Hello! I have data that I would like to train in a custom model, but I would like to do this without having to save a file to disk/bucket, from a file in memory. I’m using Python and the OpenAI lib, and I’m having some difficulty, time about sending the file, time pointing out the format of the data as wrong.
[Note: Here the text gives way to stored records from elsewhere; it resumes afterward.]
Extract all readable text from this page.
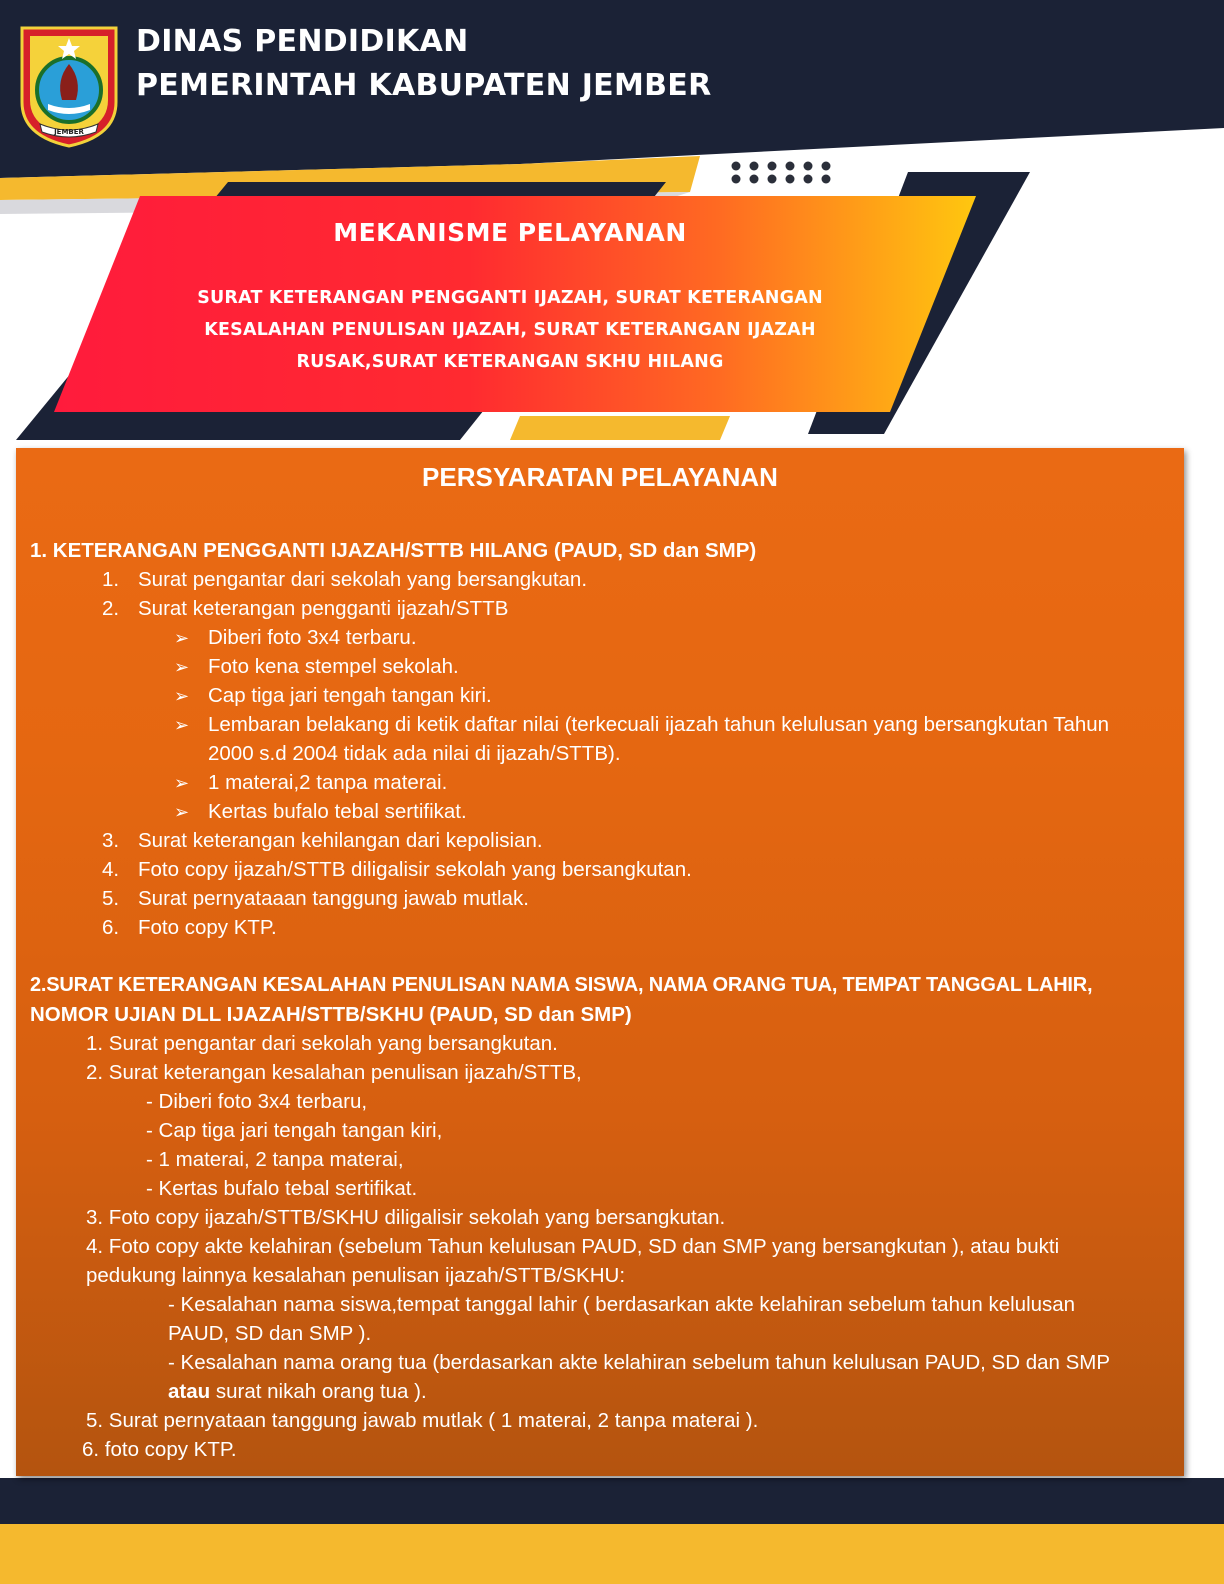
JEMBER
DINAS PENDIDIKAN
PEMERINTAH KABUPATEN JEMBER
MEKANISME PELAYANAN
SURAT KETERANGAN PENGGANTI IJAZAH, SURAT KETERANGAN
KESALAHAN PENULISAN IJAZAH, SURAT KETERANGAN IJAZAH
RUSAK,SURAT KETERANGAN SKHU HILANG
PERSYARATAN PELAYANAN
1. KETERANGAN PENGGANTI IJAZAH/STTB HILANG (PAUD, SD dan SMP)
1. Surat pengantar dari sekolah yang bersangkutan.
2. Surat keterangan pengganti ijazah/STTB
➢ Diberi foto 3x4 terbaru.
➢ Foto kena stempel sekolah.
➢ Cap tiga jari tengah tangan kiri.
➢ Lembaran belakang di ketik daftar nilai (terkecuali ijazah tahun kelulusan yang bersangkutan Tahun
2000 s.d 2004 tidak ada nilai di ijazah/STTB).
➢ 1 materai,2 tanpa materai.
➢ Kertas bufalo tebal sertifikat.
3. Surat keterangan kehilangan dari kepolisian.
4. Foto copy ijazah/STTB diligalisir sekolah yang bersangkutan.
5. Surat pernyataaan tanggung jawab mutlak.
6. Foto copy KTP.
2.SURAT KETERANGAN KESALAHAN PENULISAN NAMA SISWA, NAMA ORANG TUA, TEMPAT TANGGAL LAHIR,
NOMOR UJIAN DLL IJAZAH/STTB/SKHU (PAUD, SD dan SMP)
1. Surat pengantar dari sekolah yang bersangkutan.
2. Surat keterangan kesalahan penulisan ijazah/STTB,
- Diberi foto 3x4 terbaru,
- Cap tiga jari tengah tangan kiri,
- 1 materai, 2 tanpa materai,
- Kertas bufalo tebal sertifikat.
3. Foto copy ijazah/STTB/SKHU diligalisir sekolah yang bersangkutan.
4. Foto copy akte kelahiran (sebelum Tahun kelulusan PAUD, SD dan SMP yang bersangkutan ), atau bukti
pedukung lainnya kesalahan penulisan ijazah/STTB/SKHU:
- Kesalahan nama siswa,tempat tanggal lahir ( berdasarkan akte kelahiran sebelum tahun kelulusan
PAUD, SD dan SMP ).
- Kesalahan nama orang tua (berdasarkan akte kelahiran sebelum tahun kelulusan PAUD, SD dan SMP
atau surat nikah orang tua ).
5. Surat pernyataan tanggung jawab mutlak ( 1 materai, 2 tanpa materai ).
6. foto copy KTP.
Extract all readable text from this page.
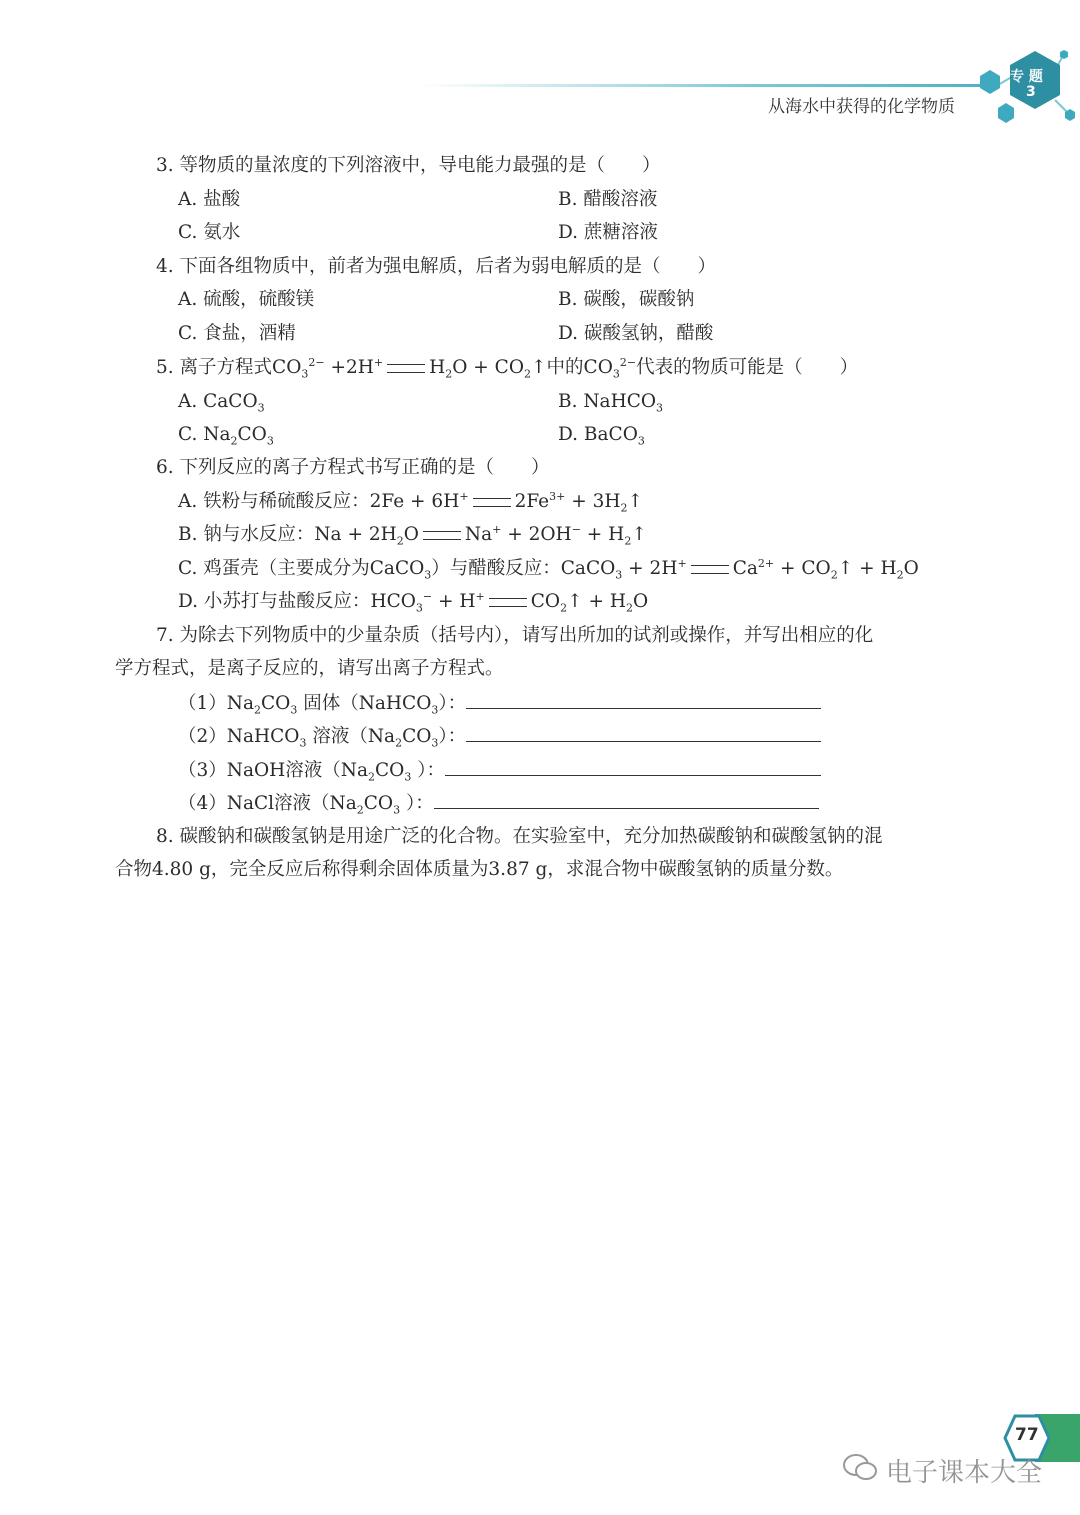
从海水中获得的化学物质
专 题
3
3. 等物质的量浓度的下列溶液中，导电能力最强的是（　　）
A. 盐酸	B. 醋酸溶液
C. 氨水	D. 蔗糖溶液
4. 下面各组物质中，前者为强电解质，后者为弱电解质的是（　　）
A. 硫酸，硫酸镁	B. 碳酸，碳酸钠
C. 食盐，酒精	D. 碳酸氢钠，醋酸
5. 离子方程式$CO_3^{2-} +2H^+$ $H_2O$ + $CO_2↑$中的$CO_3^{2-}$代表的物质可能是（　　）
A. CaCO$_3$	B. NaHCO$_3$
C. $Na_2CO_3$	D. BaCO$_3$
6. 下列反应的离子方程式书写正确的是（　　）
A. 铁粉与稀硫酸反应：2Fe + 6H+ $2Fe^{3+}$ + $3H_2↑$
B. 钠与水反应：$Na + 2H_2O$ $Na^+ + 2OH^- + H_2↑$
C. 鸡蛋壳（主要成分为CaCO$_3$）与醋酸反应：CaCO$_3$ + 2H+ $Ca^{2+}$ + $CO_2↑ + H_2O$
D. 小苏打与盐酸反应：$HCO_3^- + H^+$ $CO_2↑ + H_2O$
7. 为除去下列物质中的少量杂质（括号内），请写出所加的试剂或操作，并写出相应的化
学方程式，是离子反应的，请写出离子方程式。
$(1)Na_2CO_3$ 固体（NaHCO$_3$）：
（2）NaHCO$_3$ 溶液$(Na_2CO_3)$：
（3）NaOH溶液（$Na_2CO_3$ ）：
（4）NaCl溶液（$Na_2CO_3$ ）：
8. 碳酸钠和碳酸氢钠是用途广泛的化合物。在实验室中，充分加热碳酸钠和碳酸氢钠的混
合物4.80 g，完全反应后称得剩余固体质量为3.87 g，求混合物中碳酸氢钠的质量分数。
77
电子课本大全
Below the code I’m generating, and if someone has a light, it would help me a lot.
import io, json
import pandas as pd
import openai
OPENIA_KEY = XXXXXXXXXX
def train_new_model(model_name=None, sample_text):
book_df = pd.DataFrame({'text': sample_text})
json_sample = {
"prompt": "page from article",
"completion": "Have many pages on those article - Author: Diego"
}
csv_buffer = io.StringIO()
book_df.to_json(csv_buffer, orient='records', lines=True)
openai.api_key = OPENIA_KEY
new_trained_model = openai.FineTune.create(
training_file=csv_buffer,
model='ada'
)
print(new_trained_model)
I’ve tried using StringIO and BytesIO. Possibly i’m miscreating my object before submitting, but because the documentation and online examples have a lot of misinformation, I ended up kind of lost during this stage of development. Some times I get invalid format errors, or the file that has an incorrect ID…
The purpose of my code is:
1-Receive a long text variable;
2-Create the training object in the correct format;
3-Create or continue training from a model.